Lockwood and team kept tight track of the evolving costs of flash in 2018 as it planned the Perlmutter machine with Cray/HPE.
“We used the best availability industry information about commodity pricing for flash and followed that on a quarterly basis through the ups and downs of the shift from 2D to 3D NAND and established a good sense of projected cost. Then we did a bit of gambling. We shared the risk with HPE and agreed we’d set a price for flash we’d pay based on what we thought 2020 would bring and if it was off, we’d revisit.” As it turned out, they were right on the money and the cost of that all-flash system is now just 10-15% of the total system acquisition—right in line with historic cost breakdowns for other big machines at NERSC like Cori and Edison.
“The tradeoff is that the capacity is now as big, relatively at least, at Cori, which had 30PB of disk while Perlmutter is 3-4X more capable but only has 35 petabytes of flash but to make ourselves comfortable, we took a look at our workloads and found 30 petabytes was sufficient.”
Right now, those tradeoffs, from the file system (one designed with NVMe in mind versus a more standard parallel one) to the capacity and performance appear sound.
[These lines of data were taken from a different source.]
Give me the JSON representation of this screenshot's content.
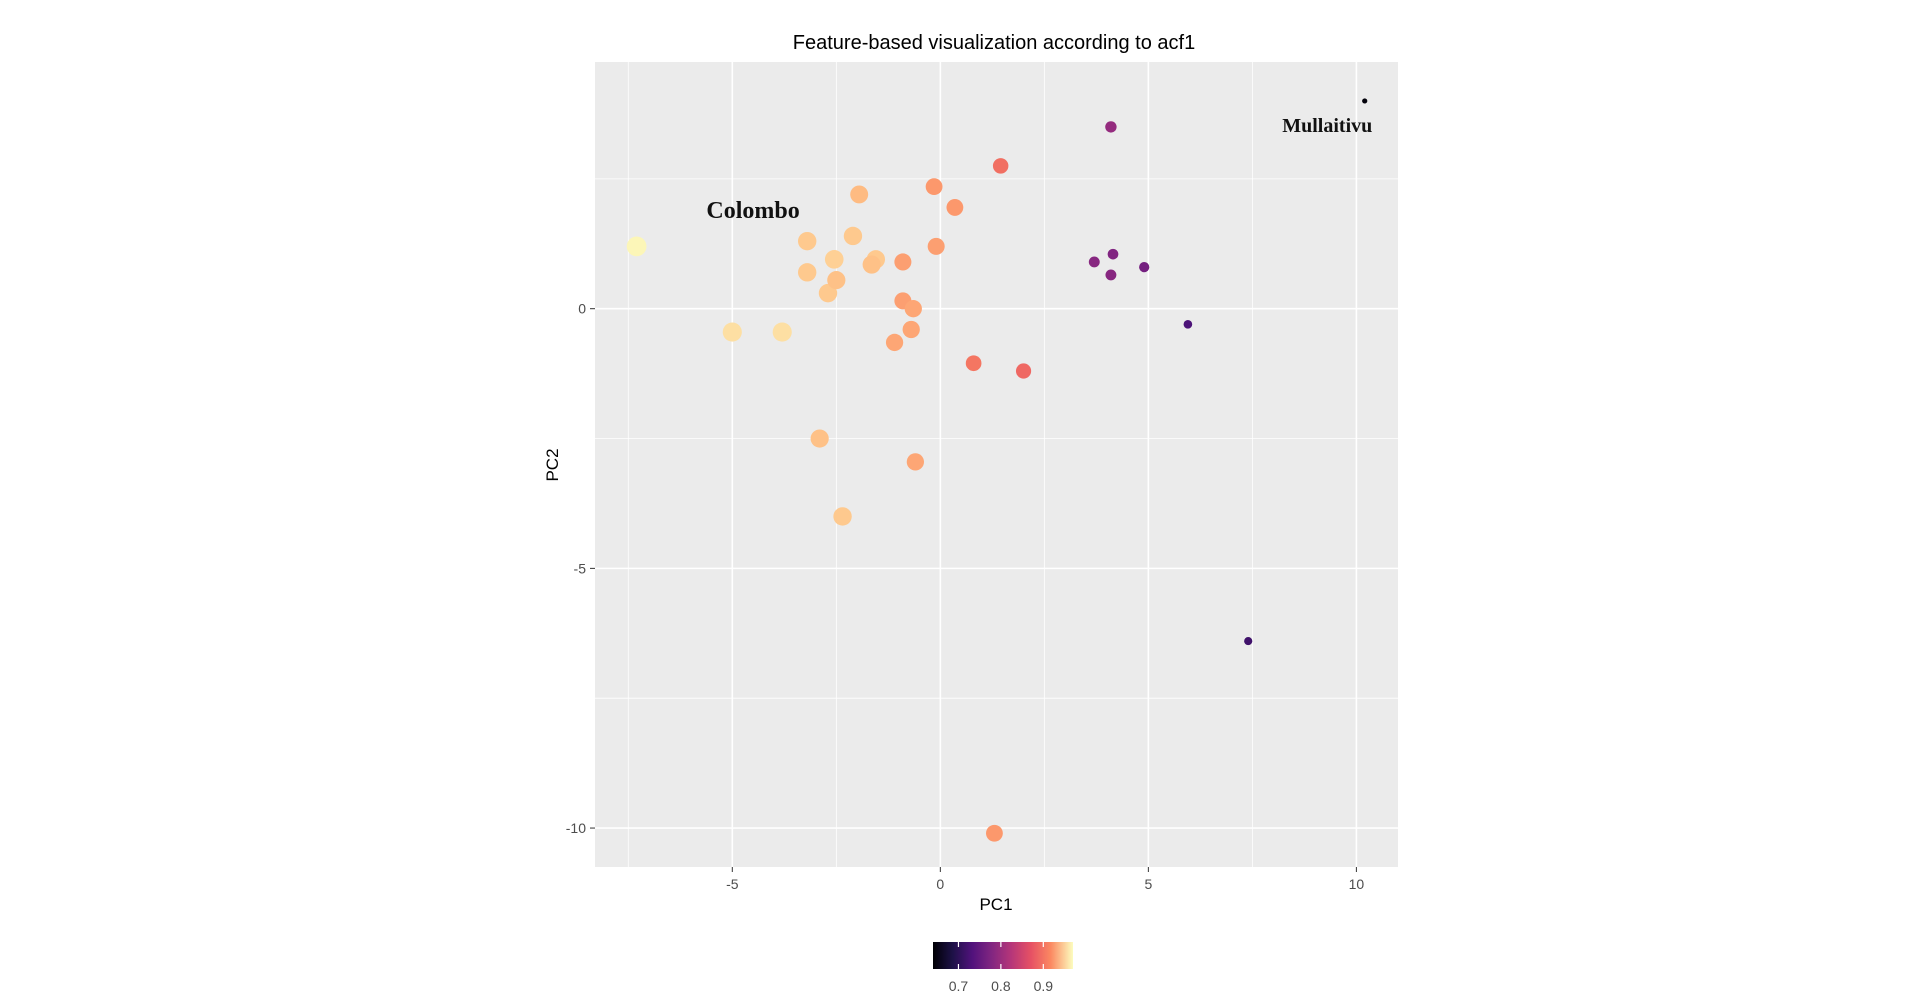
{
  "chart_data": {
    "type": "scatter",
    "title": "Feature-based visualization according to acf1",
    "xlabel": "PC1",
    "ylabel": "PC2",
    "xlim": [
      -8.3,
      11
    ],
    "ylim": [
      -10.75,
      4.75
    ],
    "x_ticks": [
      -5,
      0,
      5,
      10
    ],
    "x_tick_labels": [
      "-5",
      "0",
      "5",
      "10"
    ],
    "y_ticks": [
      -10,
      -5,
      0
    ],
    "y_tick_labels": [
      "-10",
      "-5",
      "0"
    ],
    "grid": true,
    "panel_background": "#ebebeb",
    "gridline_color": "#ffffff",
    "color_scale": {
      "name": "magma",
      "domain": [
        0.64,
        0.97
      ],
      "ticks": [
        0.7,
        0.8,
        0.9
      ],
      "tick_labels": [
        "0.7",
        "0.8",
        "0.9"
      ],
      "legend_position": "bottom"
    },
    "points": [
      {
        "x": -7.3,
        "y": 1.2,
        "acf1": 0.965
      },
      {
        "x": -5.0,
        "y": -0.45,
        "acf1": 0.95
      },
      {
        "x": -3.8,
        "y": -0.45,
        "acf1": 0.95
      },
      {
        "x": -3.2,
        "y": 1.3,
        "acf1": 0.935
      },
      {
        "x": -3.2,
        "y": 0.7,
        "acf1": 0.935
      },
      {
        "x": -2.55,
        "y": 0.95,
        "acf1": 0.94
      },
      {
        "x": -2.7,
        "y": 0.3,
        "acf1": 0.935
      },
      {
        "x": -2.5,
        "y": 0.55,
        "acf1": 0.93
      },
      {
        "x": -2.1,
        "y": 1.4,
        "acf1": 0.935
      },
      {
        "x": -1.95,
        "y": 2.2,
        "acf1": 0.925
      },
      {
        "x": -1.55,
        "y": 0.95,
        "acf1": 0.935
      },
      {
        "x": -1.65,
        "y": 0.85,
        "acf1": 0.93
      },
      {
        "x": -0.9,
        "y": 0.9,
        "acf1": 0.905
      },
      {
        "x": -0.9,
        "y": 0.15,
        "acf1": 0.905
      },
      {
        "x": -0.65,
        "y": 0.0,
        "acf1": 0.91
      },
      {
        "x": -0.7,
        "y": -0.4,
        "acf1": 0.91
      },
      {
        "x": -1.1,
        "y": -0.65,
        "acf1": 0.91
      },
      {
        "x": -0.15,
        "y": 2.35,
        "acf1": 0.9
      },
      {
        "x": -0.1,
        "y": 1.2,
        "acf1": 0.905
      },
      {
        "x": 0.35,
        "y": 1.95,
        "acf1": 0.9
      },
      {
        "x": 1.45,
        "y": 2.75,
        "acf1": 0.87
      },
      {
        "x": 0.8,
        "y": -1.05,
        "acf1": 0.875
      },
      {
        "x": 2.0,
        "y": -1.2,
        "acf1": 0.865
      },
      {
        "x": -2.9,
        "y": -2.5,
        "acf1": 0.93
      },
      {
        "x": -0.6,
        "y": -2.95,
        "acf1": 0.91
      },
      {
        "x": -2.35,
        "y": -4.0,
        "acf1": 0.935
      },
      {
        "x": 1.3,
        "y": -10.1,
        "acf1": 0.9
      },
      {
        "x": 4.1,
        "y": 3.5,
        "acf1": 0.78
      },
      {
        "x": 3.7,
        "y": 0.9,
        "acf1": 0.77
      },
      {
        "x": 4.15,
        "y": 1.05,
        "acf1": 0.765
      },
      {
        "x": 4.1,
        "y": 0.65,
        "acf1": 0.77
      },
      {
        "x": 4.9,
        "y": 0.8,
        "acf1": 0.755
      },
      {
        "x": 5.95,
        "y": -0.3,
        "acf1": 0.72
      },
      {
        "x": 7.4,
        "y": -6.4,
        "acf1": 0.71
      },
      {
        "x": 10.2,
        "y": 4.0,
        "acf1": 0.645
      }
    ],
    "annotations": [
      {
        "text": "Colombo",
        "x": -4.5,
        "y": 1.75
      },
      {
        "text": "Mullaitivu",
        "x": 9.3,
        "y": 3.4
      }
    ]
  }
}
Lockwood says he continues to be impressed with Lustre’s performance on the all-flash system—and surprised that even out of the gate an unoptimized test run with Lustre on flash sung. But there is still quite a bit of work to do to get the most out NERSC’s big flash investment.
“Software will continue to be the challenge. Lustre is optimized for bandwidth and the emerging contigent of workloads are IOPS and metadata intensive. There are tradeoffs in software the flash-first file system makers made but also in Lustre to get maximum bandwidth. There is no way to get those three aspects of performance –bandwidth, IOPS, and metadata—without a lot of work in software to reconfigure the underlying flash.”